Mathematical Modelling to Investigate a Wolbachia Intervention to Reduce Dengue Transmission

TL;DR

This paper develops deterministic mathematical models to evaluate how Wolbachia-infected mosquitoes can reduce dengue transmission in human populations, considering different serotype circulation and introduction scenarios.

Contribution

It introduces adapted mathematical models to assess Wolbachia's effectiveness in lowering dengue incidence in humans, accounting for multiple serotypes and introduction patterns.

Findings

Wolbachia can significantly reduce dengue transmission in modeled scenarios.

Multiple dengue serotypes influence Wolbachia intervention effectiveness.

Repeated dengue introductions affect outbreak dynamics and control strategies.

Abstract

The introduction of Wolbachia-carrying mosquitoes into the population has recently been proposed as an alternative strategy against dengue. Although laboratory experiments have shown that the Wolbachia bacterium can reduce the levels of dengue virus in mosquitoes, it is also important to assess the performance of Wolbachia in reducing the incidence of dengue in human populations.In this thesis, deterministic mathematical models of human and mosquito populations in which either one or two dengue serotypes circulate are developed.
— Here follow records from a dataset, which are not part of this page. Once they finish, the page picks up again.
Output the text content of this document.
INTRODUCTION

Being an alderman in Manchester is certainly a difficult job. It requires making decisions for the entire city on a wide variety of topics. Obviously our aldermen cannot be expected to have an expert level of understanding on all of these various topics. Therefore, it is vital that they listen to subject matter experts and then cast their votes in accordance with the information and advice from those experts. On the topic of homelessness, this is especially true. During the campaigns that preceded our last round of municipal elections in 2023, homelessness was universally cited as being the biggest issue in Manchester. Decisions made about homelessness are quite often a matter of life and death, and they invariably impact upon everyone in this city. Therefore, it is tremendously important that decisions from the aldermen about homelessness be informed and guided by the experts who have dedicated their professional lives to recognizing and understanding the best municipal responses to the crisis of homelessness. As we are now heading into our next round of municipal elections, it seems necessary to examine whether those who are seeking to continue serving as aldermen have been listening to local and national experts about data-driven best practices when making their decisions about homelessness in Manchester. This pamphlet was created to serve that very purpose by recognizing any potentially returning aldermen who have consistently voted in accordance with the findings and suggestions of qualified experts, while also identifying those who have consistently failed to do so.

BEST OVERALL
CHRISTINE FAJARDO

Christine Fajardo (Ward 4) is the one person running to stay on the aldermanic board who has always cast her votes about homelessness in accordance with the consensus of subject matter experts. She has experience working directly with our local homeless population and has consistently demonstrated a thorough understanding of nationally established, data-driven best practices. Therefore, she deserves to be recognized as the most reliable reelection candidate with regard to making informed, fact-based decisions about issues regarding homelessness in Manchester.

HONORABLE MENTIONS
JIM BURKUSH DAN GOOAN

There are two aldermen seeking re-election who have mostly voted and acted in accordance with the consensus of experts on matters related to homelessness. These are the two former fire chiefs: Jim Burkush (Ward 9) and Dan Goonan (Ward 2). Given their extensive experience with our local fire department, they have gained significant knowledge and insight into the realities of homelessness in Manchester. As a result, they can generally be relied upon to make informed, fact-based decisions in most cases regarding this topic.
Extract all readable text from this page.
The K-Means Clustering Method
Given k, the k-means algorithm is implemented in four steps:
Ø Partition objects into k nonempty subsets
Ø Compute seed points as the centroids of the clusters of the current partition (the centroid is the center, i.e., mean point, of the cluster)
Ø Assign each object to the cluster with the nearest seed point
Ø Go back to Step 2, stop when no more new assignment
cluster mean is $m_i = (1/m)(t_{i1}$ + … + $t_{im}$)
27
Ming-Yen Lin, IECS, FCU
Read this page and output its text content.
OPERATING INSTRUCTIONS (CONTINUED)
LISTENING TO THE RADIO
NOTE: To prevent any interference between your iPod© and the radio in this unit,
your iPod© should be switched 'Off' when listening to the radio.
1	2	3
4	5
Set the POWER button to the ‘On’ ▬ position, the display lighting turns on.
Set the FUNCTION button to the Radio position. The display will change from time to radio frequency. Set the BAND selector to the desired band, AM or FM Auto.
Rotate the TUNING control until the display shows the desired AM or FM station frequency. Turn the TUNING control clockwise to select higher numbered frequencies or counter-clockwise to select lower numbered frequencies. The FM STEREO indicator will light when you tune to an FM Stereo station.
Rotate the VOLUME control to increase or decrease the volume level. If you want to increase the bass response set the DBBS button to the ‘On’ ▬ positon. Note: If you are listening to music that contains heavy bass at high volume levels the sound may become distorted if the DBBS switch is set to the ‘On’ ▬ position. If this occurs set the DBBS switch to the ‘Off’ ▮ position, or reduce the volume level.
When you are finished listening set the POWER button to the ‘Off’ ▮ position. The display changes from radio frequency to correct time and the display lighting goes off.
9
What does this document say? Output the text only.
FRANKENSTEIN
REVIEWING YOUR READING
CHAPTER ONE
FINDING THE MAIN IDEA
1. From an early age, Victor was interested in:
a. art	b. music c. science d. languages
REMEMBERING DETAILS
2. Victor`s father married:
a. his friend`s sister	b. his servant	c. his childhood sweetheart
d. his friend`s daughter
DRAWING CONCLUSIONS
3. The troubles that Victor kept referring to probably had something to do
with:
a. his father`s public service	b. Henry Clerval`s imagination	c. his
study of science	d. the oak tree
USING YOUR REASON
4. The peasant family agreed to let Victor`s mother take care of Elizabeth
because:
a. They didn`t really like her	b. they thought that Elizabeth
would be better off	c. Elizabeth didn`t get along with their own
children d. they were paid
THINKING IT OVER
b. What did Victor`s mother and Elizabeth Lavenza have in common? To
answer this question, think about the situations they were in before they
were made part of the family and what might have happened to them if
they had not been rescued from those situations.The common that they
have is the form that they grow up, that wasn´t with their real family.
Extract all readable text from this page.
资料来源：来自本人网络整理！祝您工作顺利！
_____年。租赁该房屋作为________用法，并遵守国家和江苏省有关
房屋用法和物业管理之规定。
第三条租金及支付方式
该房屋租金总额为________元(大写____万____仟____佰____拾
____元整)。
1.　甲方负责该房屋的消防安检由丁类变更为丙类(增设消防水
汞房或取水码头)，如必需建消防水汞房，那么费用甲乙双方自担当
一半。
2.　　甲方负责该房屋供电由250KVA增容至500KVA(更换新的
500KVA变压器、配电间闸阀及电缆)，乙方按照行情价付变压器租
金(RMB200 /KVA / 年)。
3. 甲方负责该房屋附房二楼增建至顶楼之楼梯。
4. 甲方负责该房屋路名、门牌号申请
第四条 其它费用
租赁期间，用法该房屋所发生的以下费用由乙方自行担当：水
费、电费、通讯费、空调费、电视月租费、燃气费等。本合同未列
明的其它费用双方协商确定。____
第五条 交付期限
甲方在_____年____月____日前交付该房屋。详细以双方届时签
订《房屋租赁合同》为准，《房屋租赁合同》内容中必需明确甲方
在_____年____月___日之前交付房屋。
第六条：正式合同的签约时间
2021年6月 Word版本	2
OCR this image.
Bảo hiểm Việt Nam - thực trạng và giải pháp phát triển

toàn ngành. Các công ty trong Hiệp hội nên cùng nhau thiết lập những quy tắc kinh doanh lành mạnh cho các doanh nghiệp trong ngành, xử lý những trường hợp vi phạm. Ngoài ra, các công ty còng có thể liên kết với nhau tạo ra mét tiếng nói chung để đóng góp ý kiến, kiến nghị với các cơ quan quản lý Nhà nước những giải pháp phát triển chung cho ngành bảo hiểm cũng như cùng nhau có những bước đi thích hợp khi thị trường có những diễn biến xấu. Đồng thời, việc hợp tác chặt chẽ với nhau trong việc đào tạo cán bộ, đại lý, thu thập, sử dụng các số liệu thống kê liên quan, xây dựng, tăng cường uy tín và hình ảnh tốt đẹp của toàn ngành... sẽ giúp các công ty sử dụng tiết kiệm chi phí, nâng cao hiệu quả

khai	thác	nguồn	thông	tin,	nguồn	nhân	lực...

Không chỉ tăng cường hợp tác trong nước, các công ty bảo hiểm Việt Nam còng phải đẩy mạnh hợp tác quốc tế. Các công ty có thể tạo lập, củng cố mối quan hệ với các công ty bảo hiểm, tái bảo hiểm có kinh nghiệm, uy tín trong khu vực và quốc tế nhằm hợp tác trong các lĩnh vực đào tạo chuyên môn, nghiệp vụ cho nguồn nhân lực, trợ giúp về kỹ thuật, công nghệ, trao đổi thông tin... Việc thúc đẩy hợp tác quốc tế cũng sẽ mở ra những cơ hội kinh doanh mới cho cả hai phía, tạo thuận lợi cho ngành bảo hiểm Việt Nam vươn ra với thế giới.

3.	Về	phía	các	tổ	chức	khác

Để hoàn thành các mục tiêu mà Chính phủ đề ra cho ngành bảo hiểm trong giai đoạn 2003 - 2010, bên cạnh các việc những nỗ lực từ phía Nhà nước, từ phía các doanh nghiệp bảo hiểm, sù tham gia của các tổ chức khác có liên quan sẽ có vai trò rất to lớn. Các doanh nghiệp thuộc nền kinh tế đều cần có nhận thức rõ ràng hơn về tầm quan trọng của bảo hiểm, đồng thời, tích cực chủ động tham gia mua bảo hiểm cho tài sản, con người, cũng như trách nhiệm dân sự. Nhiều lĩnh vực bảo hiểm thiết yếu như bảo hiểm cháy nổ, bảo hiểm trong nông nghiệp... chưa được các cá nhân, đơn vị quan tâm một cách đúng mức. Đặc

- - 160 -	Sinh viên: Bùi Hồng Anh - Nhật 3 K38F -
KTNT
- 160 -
We adapt these models to enable the investigation of dengue disease dynamics in the absence and presence of Wolbachia in order to assess the performance of Wolbachia as a strategy to reduce human dengue incidence. When studying the situation in which a single dengue serotype is present in the population, we consider scenarios where dengue is introduced into the human population once and multiple times.